Europe may be the first to slip into recession

Aug 11, 2008

Europe may be the first to slip into recession

NEW YORK: The United States might get the last laugh.

For months now, experts have been warning that the US economy would slip into a recession. But now it looks like it is Europe that will be the first, but not the last, to take the plunge.

It was a plunge in orders for German exports that dramatically raised fears that Germany and much of Europe was slowing down.

When preliminary figures for second-quarter economic growth are released this Thursday, most economists expect that countries that use the euro will show a decline in economic activity.

'It now looks likely that the euro zone will be the first major economy to fall into recession,' said Mr Jonathan Loynes, the chief European economist for Capital Economics.

He was relying on a popular definition of recession: two consecutive quarters of decline in gross domestic product, adjusted for inflation. In the US, the official measure is more complicated, relying in part on the judgment of experts at the National Bureau of Economic Research. Some economists think the experts will eventually conclude that a recession has already begun in the US.

With Japan also expected to post a negative figure for second-quarter growth when it reports on Wednesday and the United States already suffering from a weak economy, the three major world economies are all stumbling, a fact that cannot be good news for the emerging economies such as China and India where growth remains strong.

'We see a deep global recession,' said chief strategist at Societe Generale Albert Edwards.

'Growth prospects in the euro zone, Japan and Britain have deteriorated. Most now accept that recession has already begun in all three,' he said.

Mr Edwards predicted a 'collapse' in emerging markets next. 'You ain't seen nothing yet,' he said.

Germany, Europe's biggest economy, is also the world's largest exporter even with the rise of China, which passed the US in 2007. Germany accounts for about a third of euro-zone output.

Its reliance on exports makes the data on new orders among the most watched. The figure for June, reported this week, was down 2.9 per cent from May and was 8.4 per cent below the figure from a year ago.

Order figures can be volatile from month to month. But June was the seventh consecutive monthly decline and some economists had expected a rebound from a particularly weak May figure.

For Germany, export orders are especially weak now, particularly for shipments to other countries that use the euro, as weakness in those countries spreads to Germany. Within export orders, capital goods orders were the weakest, a fact that could foretell a significant problem for German industry if it continues.

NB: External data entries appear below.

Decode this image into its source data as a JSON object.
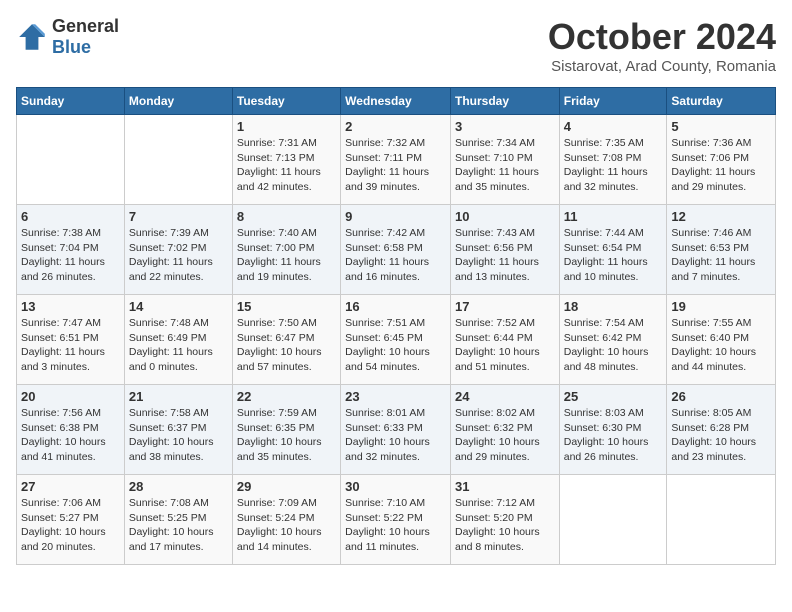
{
  "logo": {
    "general": "General",
    "blue": "Blue"
  },
  "header": {
    "title": "October 2024",
    "location": "Sistarovat, Arad County, Romania"
  },
  "weekdays": [
    "Sunday",
    "Monday",
    "Tuesday",
    "Wednesday",
    "Thursday",
    "Friday",
    "Saturday"
  ],
  "weeks": [
    [
      {
        "day": "",
        "info": ""
      },
      {
        "day": "",
        "info": ""
      },
      {
        "day": "1",
        "info": "Sunrise: 7:31 AM\nSunset: 7:13 PM\nDaylight: 11 hours and 42 minutes."
      },
      {
        "day": "2",
        "info": "Sunrise: 7:32 AM\nSunset: 7:11 PM\nDaylight: 11 hours and 39 minutes."
      },
      {
        "day": "3",
        "info": "Sunrise: 7:34 AM\nSunset: 7:10 PM\nDaylight: 11 hours and 35 minutes."
      },
      {
        "day": "4",
        "info": "Sunrise: 7:35 AM\nSunset: 7:08 PM\nDaylight: 11 hours and 32 minutes."
      },
      {
        "day": "5",
        "info": "Sunrise: 7:36 AM\nSunset: 7:06 PM\nDaylight: 11 hours and 29 minutes."
      }
    ],
    [
      {
        "day": "6",
        "info": "Sunrise: 7:38 AM\nSunset: 7:04 PM\nDaylight: 11 hours and 26 minutes."
      },
      {
        "day": "7",
        "info": "Sunrise: 7:39 AM\nSunset: 7:02 PM\nDaylight: 11 hours and 22 minutes."
      },
      {
        "day": "8",
        "info": "Sunrise: 7:40 AM\nSunset: 7:00 PM\nDaylight: 11 hours and 19 minutes."
      },
      {
        "day": "9",
        "info": "Sunrise: 7:42 AM\nSunset: 6:58 PM\nDaylight: 11 hours and 16 minutes."
      },
      {
        "day": "10",
        "info": "Sunrise: 7:43 AM\nSunset: 6:56 PM\nDaylight: 11 hours and 13 minutes."
      },
      {
        "day": "11",
        "info": "Sunrise: 7:44 AM\nSunset: 6:54 PM\nDaylight: 11 hours and 10 minutes."
      },
      {
        "day": "12",
        "info": "Sunrise: 7:46 AM\nSunset: 6:53 PM\nDaylight: 11 hours and 7 minutes."
      }
    ],
    [
      {
        "day": "13",
        "info": "Sunrise: 7:47 AM\nSunset: 6:51 PM\nDaylight: 11 hours and 3 minutes."
      },
      {
        "day": "14",
        "info": "Sunrise: 7:48 AM\nSunset: 6:49 PM\nDaylight: 11 hours and 0 minutes."
      },
      {
        "day": "15",
        "info": "Sunrise: 7:50 AM\nSunset: 6:47 PM\nDaylight: 10 hours and 57 minutes."
      },
      {
        "day": "16",
        "info": "Sunrise: 7:51 AM\nSunset: 6:45 PM\nDaylight: 10 hours and 54 minutes."
      },
      {
        "day": "17",
        "info": "Sunrise: 7:52 AM\nSunset: 6:44 PM\nDaylight: 10 hours and 51 minutes."
      },
      {
        "day": "18",
        "info": "Sunrise: 7:54 AM\nSunset: 6:42 PM\nDaylight: 10 hours and 48 minutes."
      },
      {
        "day": "19",
        "info": "Sunrise: 7:55 AM\nSunset: 6:40 PM\nDaylight: 10 hours and 44 minutes."
      }
    ],
    [
      {
        "day": "20",
        "info": "Sunrise: 7:56 AM\nSunset: 6:38 PM\nDaylight: 10 hours and 41 minutes."
      },
      {
        "day": "21",
        "info": "Sunrise: 7:58 AM\nSunset: 6:37 PM\nDaylight: 10 hours and 38 minutes."
      },
      {
        "day": "22",
        "info": "Sunrise: 7:59 AM\nSunset: 6:35 PM\nDaylight: 10 hours and 35 minutes."
      },
      {
        "day": "23",
        "info": "Sunrise: 8:01 AM\nSunset: 6:33 PM\nDaylight: 10 hours and 32 minutes."
      },
      {
        "day": "24",
        "info": "Sunrise: 8:02 AM\nSunset: 6:32 PM\nDaylight: 10 hours and 29 minutes."
      },
      {
        "day": "25",
        "info": "Sunrise: 8:03 AM\nSunset: 6:30 PM\nDaylight: 10 hours and 26 minutes."
      },
      {
        "day": "26",
        "info": "Sunrise: 8:05 AM\nSunset: 6:28 PM\nDaylight: 10 hours and 23 minutes."
      }
    ],
    [
      {
        "day": "27",
        "info": "Sunrise: 7:06 AM\nSunset: 5:27 PM\nDaylight: 10 hours and 20 minutes."
      },
      {
        "day": "28",
        "info": "Sunrise: 7:08 AM\nSunset: 5:25 PM\nDaylight: 10 hours and 17 minutes."
      },
      {
        "day": "29",
        "info": "Sunrise: 7:09 AM\nSunset: 5:24 PM\nDaylight: 10 hours and 14 minutes."
      },
      {
        "day": "30",
        "info": "Sunrise: 7:10 AM\nSunset: 5:22 PM\nDaylight: 10 hours and 11 minutes."
      },
      {
        "day": "31",
        "info": "Sunrise: 7:12 AM\nSunset: 5:20 PM\nDaylight: 10 hours and 8 minutes."
      },
      {
        "day": "",
        "info": ""
      },
      {
        "day": "",
        "info": ""
      }
    ]
  ]
}
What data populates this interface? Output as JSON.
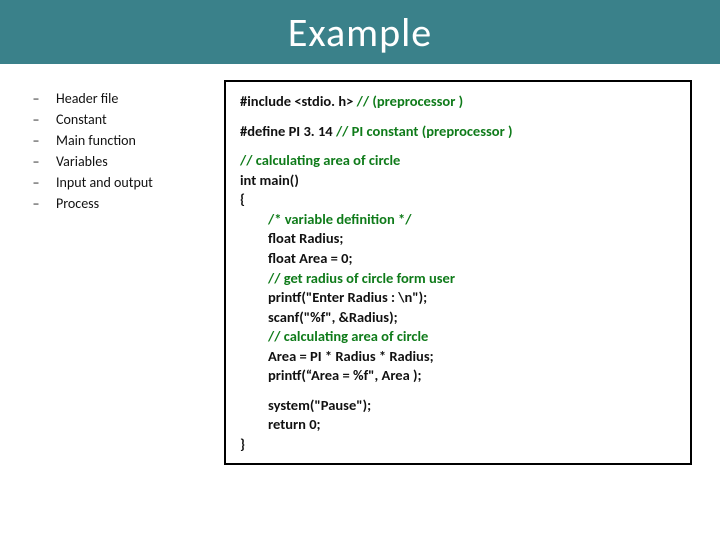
{
  "title": "Example",
  "bullets": {
    "items": [
      {
        "label": "Header file"
      },
      {
        "label": "Constant"
      },
      {
        "label": "Main function"
      },
      {
        "label": "Variables"
      },
      {
        "label": "Input and output"
      },
      {
        "label": "Process"
      }
    ],
    "dash": "–"
  },
  "code": {
    "l1a": "#include <stdio. h>  ",
    "l1c": "// (preprocessor )",
    "l2a": "#define   PI    3. 14 ",
    "l2c": "// PI  constant (preprocessor )",
    "l3c": "//  calculating  area of circle",
    "l4": "int main()",
    "l5": "{",
    "l6c": "/* variable definition */",
    "l7": "float  Radius;",
    "l8": "float  Area = 0;",
    "l9c": "// get radius of circle form user",
    "l10": "printf(\"Enter Radius : \\n\");",
    "l11": "scanf(\"%f\",  &Radius);",
    "l12c": "// calculating  area of circle",
    "l13": "Area  =  PI  *  Radius * Radius;",
    "l14": "printf(“Area  =  %f\",  Area );",
    "l15": "system(\"Pause\");",
    "l16": "return 0;",
    "l17": "}"
  }
}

Consumer sentiment has also taken a distinct negative turn in recent months in the 15 countries that use the euro.

Fears of a European recession have sent the euro tumbling against the US dollar in the last few days. The euro was at US$1.5004 on Friday, from a record high of slightly more than US$1.60 on July 15.

The decline in the euro has also helped to send oil prices falling by nearly US$5 a barrel to settle at US$115.20 on Friday.

The dramatic drop was ignited by a warning from the European Central Bank on Thursday that high energy costs and more sluggish global growth were finally taking a toll on the 15-nation euro zone, an economy that had seemed remarkably resistant to the turmoil around it for most of this year.